You can change your for word in words to one large comprehension, and use sum. For better reliability.

max_word_score = len(max(words, key=len)) * 26
triangle_numbers = [
    0.5 * n * (n + 1)
    for n in xrange(int((2 * max_word_score + max_word_score)**0.5))
]

count = sum(
    1
    for word in words
    if sum(letters_map[char] for char in word) in triangle_numbers
)

If you also assume that you are not going to get the longest English word you can change max_word_score = len(max(words, key=len)) * 26 to max_word_score = 1909 * 26, which will allow the second longest English word. And as they are 'common English words' you could change max_word_score to 27 * 26, which will allow the 9th longest English word.
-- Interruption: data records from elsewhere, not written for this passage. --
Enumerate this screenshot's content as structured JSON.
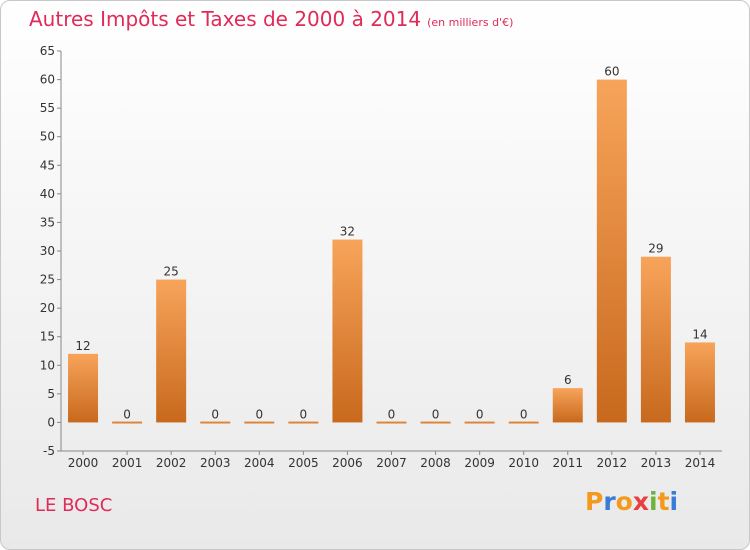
{
  "title": "Autres Impôts et Taxes de 2000 à 2014",
  "subtitle": "(en milliers d'€)",
  "commune": "LE BOSC",
  "logo": {
    "letters": [
      "P",
      "r",
      "o",
      "x",
      "i",
      "t",
      "i"
    ],
    "colors": [
      "#f39a1e",
      "#3a7bd5",
      "#f39a1e",
      "#e84040",
      "#6cb33f",
      "#f39a1e",
      "#3a7bd5"
    ]
  },
  "colors": {
    "bar_light": "#f7a45a",
    "bar_dark": "#c8691d",
    "title": "#e02a57",
    "axis": "#888888",
    "text": "#333333"
  },
  "chart_data": {
    "type": "bar",
    "categories": [
      "2000",
      "2001",
      "2002",
      "2003",
      "2004",
      "2005",
      "2006",
      "2007",
      "2008",
      "2009",
      "2010",
      "2011",
      "2012",
      "2013",
      "2014"
    ],
    "values": [
      12,
      0,
      25,
      0,
      0,
      0,
      32,
      0,
      0,
      0,
      0,
      6,
      60,
      29,
      14
    ],
    "data_labels": [
      "12",
      "0",
      "25",
      "0",
      "0",
      "0",
      "32",
      "0",
      "0",
      "0",
      "0",
      "6",
      "60",
      "29",
      "14"
    ],
    "yticks": [
      -5,
      0,
      5,
      10,
      15,
      20,
      25,
      30,
      35,
      40,
      45,
      50,
      55,
      60,
      65
    ],
    "ylim": [
      -5,
      65
    ],
    "grid": false,
    "legend": "none"
  }
}
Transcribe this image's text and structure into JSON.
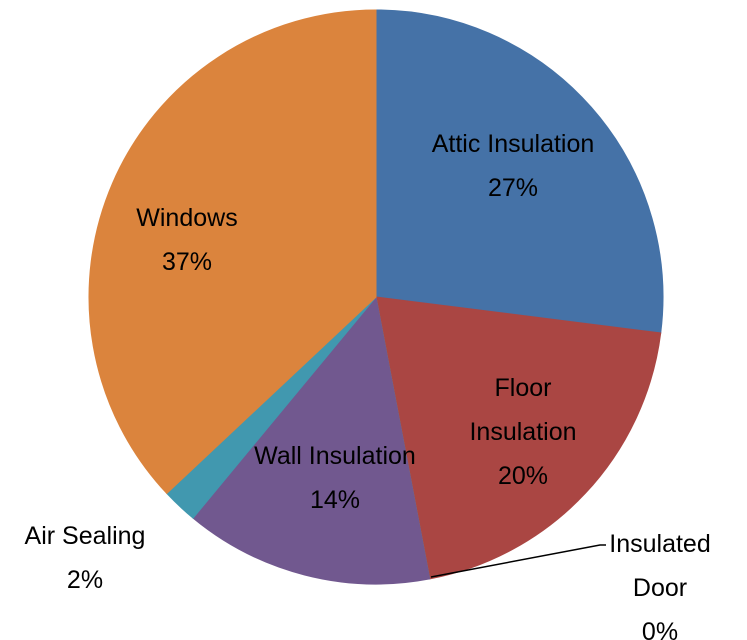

And if you do use max_word_score = 30 * 26, then you can reduce the memory usage.

You should also change letters_map, max_word_score and triangle_numbers to uppercase variants, e.g. LETTERS_MAP. This is as they are constants.

If I were to do all the above then I would use the following program:

import csv
import string

MAX_TRIANGLE = 30 * 26
LETTERS_MAP = {letter: idx for idx, letter in enumerate(string.ascii_uppercase, start=1)}
TRIANGLE_NUMBERS = [
    0.5 * n * (n + 1)
    for n in xrange(int((2 * MAX_TRIANGLE) ** 0.5))
]

with open('words.txt', 'rb') as csvfile:
    count = sum(
        1
        for line in csv.reader(csvfile, delimiter=',', quotechar='"')
        for word in line
        if sum(LETTERS_MAP[char] for char in word) in TRIANGLE_NUMBERS
    )

If you want it to be faster than your original, then you can change MAX_TRIANGLE = 30 * 26 to MAX_TRIANGLE = 15 * 26, bit dodgy IMO. But this uses less memory, (unless csv loads everything into memory) and is more readable.

To answer your questions:

  1. I would only encorage itertools if you use generators. Which you don't. (Well, you have one that is fed into sum...)

  2. It's not 'Pythonic' as the maths you use isn't. However personally I think a greedy for is better, (hence why my maths is an over estimate).

  3. If you wrapped them in a main that would be good. Wrapping them into functions, is always better than having no functions. But as this can be done with 3 constants, and 1 generator, I would say one function is fine.

  4. I would say following PEP8 is your best bet for that.